Агапея - стр. 13
– А в чём разница у этих теорий?
– Разницы нет. Второе всегда является ответом на первое.
– Это как же? Проясни, – спросил Чалый, озорно улыбаясь и выбивая папиросу из пачки.
– А чего тут не понять, старый? Чем мы больше в жизни познаём, тем смешнее нам становится от тех страхов, с которыми мы жили, пока не познали истину. Это как в кино: смотришь трагедию крупным планом и переживаешь, но стоит фильму закончиться, перед тобой остаётся безликий экран. Всё исчезло, и переживать уже незачем.
– Согласен с тобой. Когда-то давно, в молодости, меня мучили страхи о правилах построения жизненного быта вокруг себя. Я всё переживал и думал, как это жениться, родить дитя, обзавестись жильём, выбить место в детском саду для сына, поставить его на путь истинный и так далее, и тому подобное. – Чалый закурил и продолжил: – Это всё равно как перед удачливым сперматозоидом, оказавшимся в оплодотворённой матке, лежит жизнь, сравнимая с Атлантическим океаном, который надо переплыть. А вот сейчас, когда мне шестьдесят лет, когда я уже восемь лет служу и живу тут, вспоминая о первых годах ранней жизни, понимаю, насколько мои страхи были глупыми и смешными в сравнении с теми, которые я пережил здесь. Я теперь познал, что жизнь гораздо богаче и ярче, если она не перегружена проблемами скучного бытия и потребительского хайпа. И мне смешно оттого, что когда-то ставил перед собой цели, равные цене импортного гарнитура, хорошего автомобиля, благоустроенной квартиры. За всю жизнь я построил шесть квартир и все отдал детям, оставшись без штанов и жилья на пенсии. А вот счастлив! И знаешь почему?
– ?
– Наблюдая сверху, я не буду мучиться и корить себя за то, что все оставленные мной материальные блага и труд станут причиной злобы и вражды между моими отпрысками. Я постарался сделать так, чтобы они не тратили достаточно длинную и энергичную часть своей жизни на цели, которые у них отберут главное – свободу. А ещё очень хотелось бы, чтобы они постарались познать мою жизнь, прежде чем начнут смеяться над своими ошибками.

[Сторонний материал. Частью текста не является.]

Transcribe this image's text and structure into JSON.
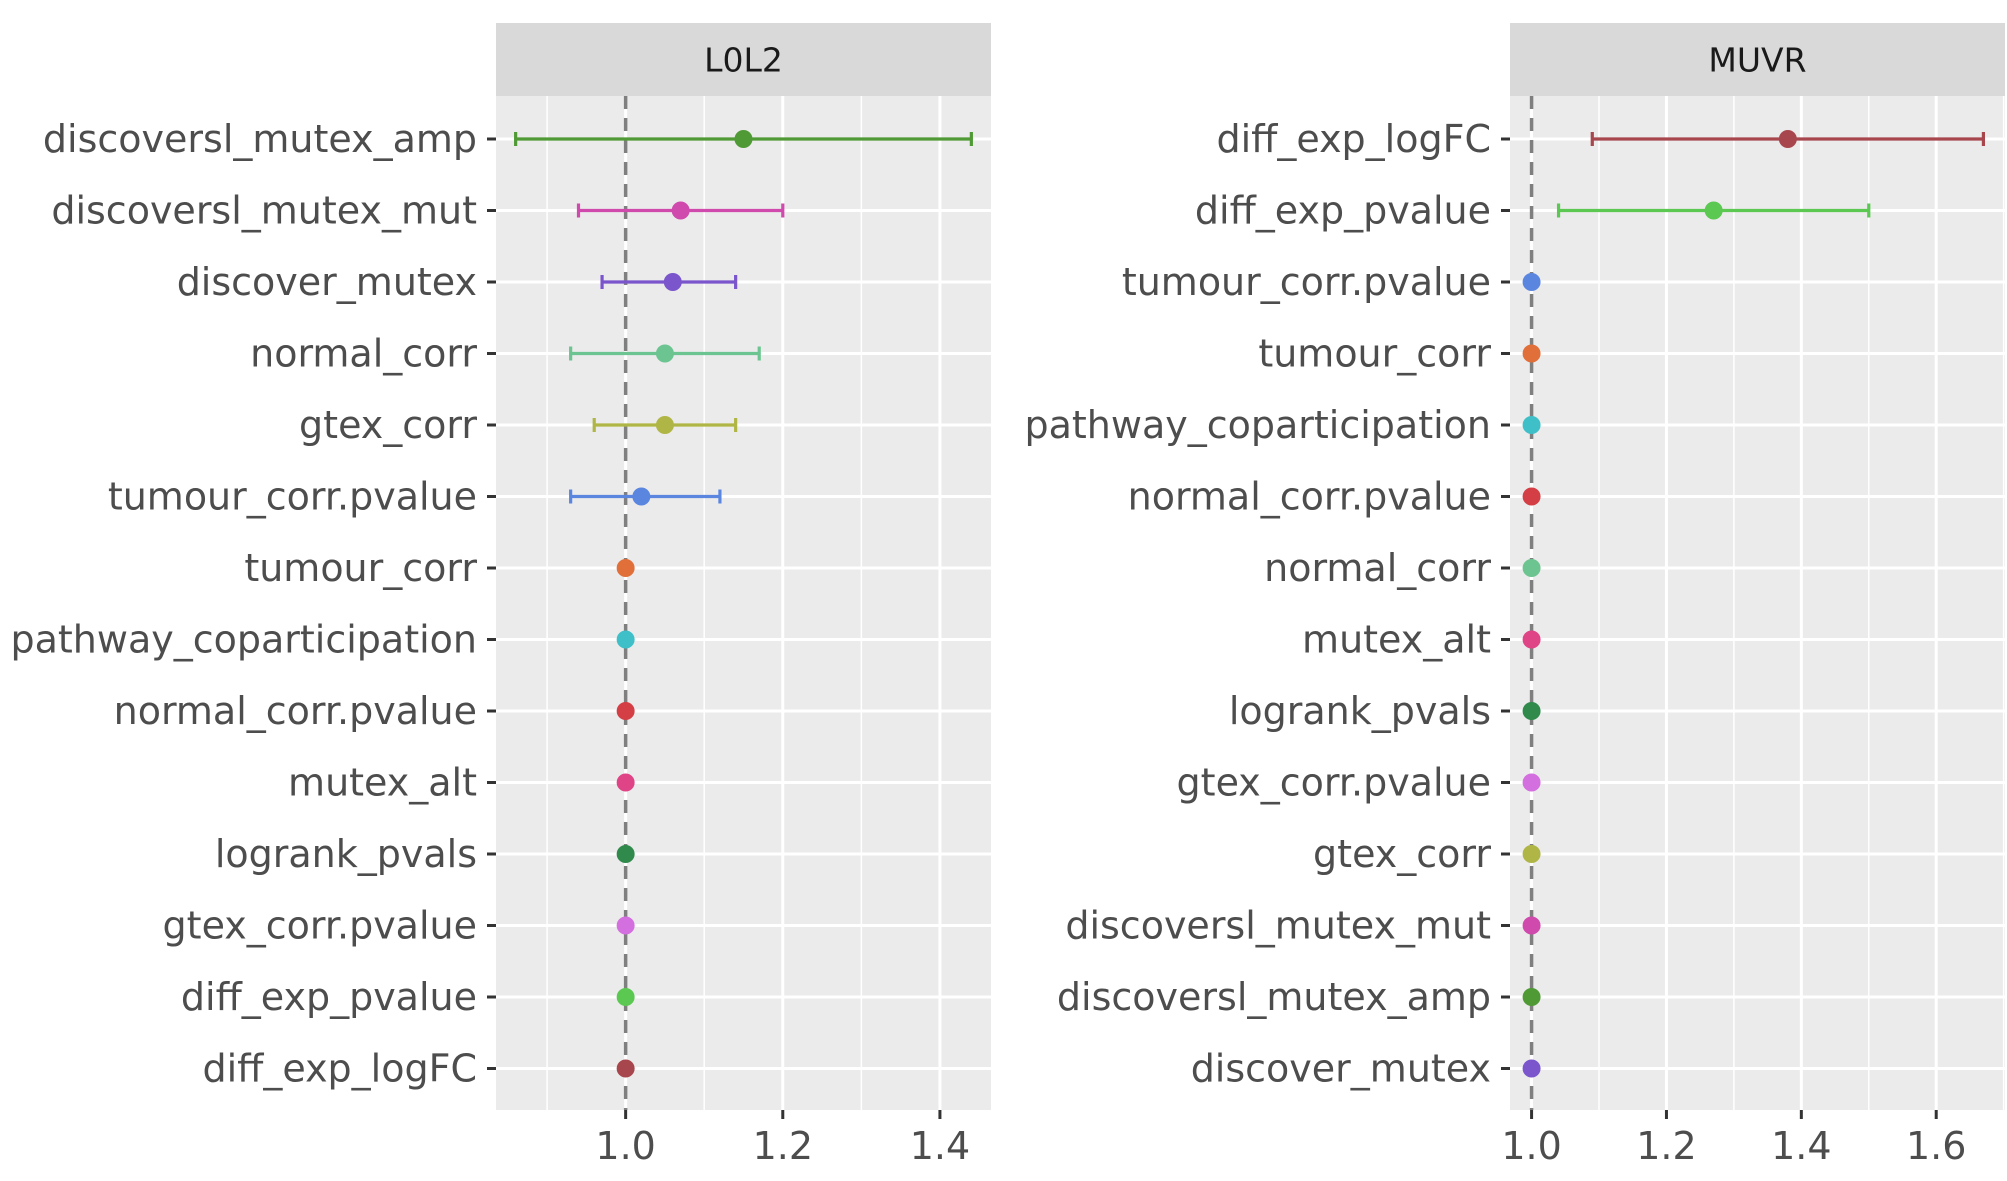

Чалый втянул крайнюю затяжку и затоптал окурок каблуком ботинка. Пашка сидел задумчиво, но всё же высказался:
– Какая интересная штука – война. Такой винегрет людей, судеб, характеров, чувств, переживаний, научных знаний, философских теорий, жизненного опыта в одном окопе, на одном поле боя. С двух сторон, заметьте. И всё это однажды рискует превратиться в откровенный фарш, который просто сгниёт и станет истёртым в прах удобрением на нивах. Другие поколения, в памяти которых, возможно, и сама эта война уже не сохранится, будут кушать хлеб, выращенный тут, на этом самом месте… Страшно… Больно… Досадно… И смешно… Пришли из ничего и ушли в ничто. Вот тебе и жизнь – с…ка такая!
– Вот тебе и философия познания жизни, – усмехнулся Чалый, выбил ещё папироску, размял в пальцах, закурил и всё же ещё раз спросил: – Впрочем, мы отвлеклись. У тебя точно всё в порядке? Что-то случилось?
Как-то быстро они сдружились за три-то дня совместного конвоирования пленных. Уже повидавший жизнь, седовласый, старый вояка, отец четверых детей, рассеянных по всей стране, и молодой, также испытавший многое за свою короткую, но яркую жизнь солдат, читающий на досуге, между боевыми дежурствами и войной, немецкую философию девятнадцатого века. Пашка проникся доверием к Чалому и готов был раскрыть ему томящую тайну, но продолжал держать для себя табу на досужие рассуждения всуе о женщине, которую уже боготворил.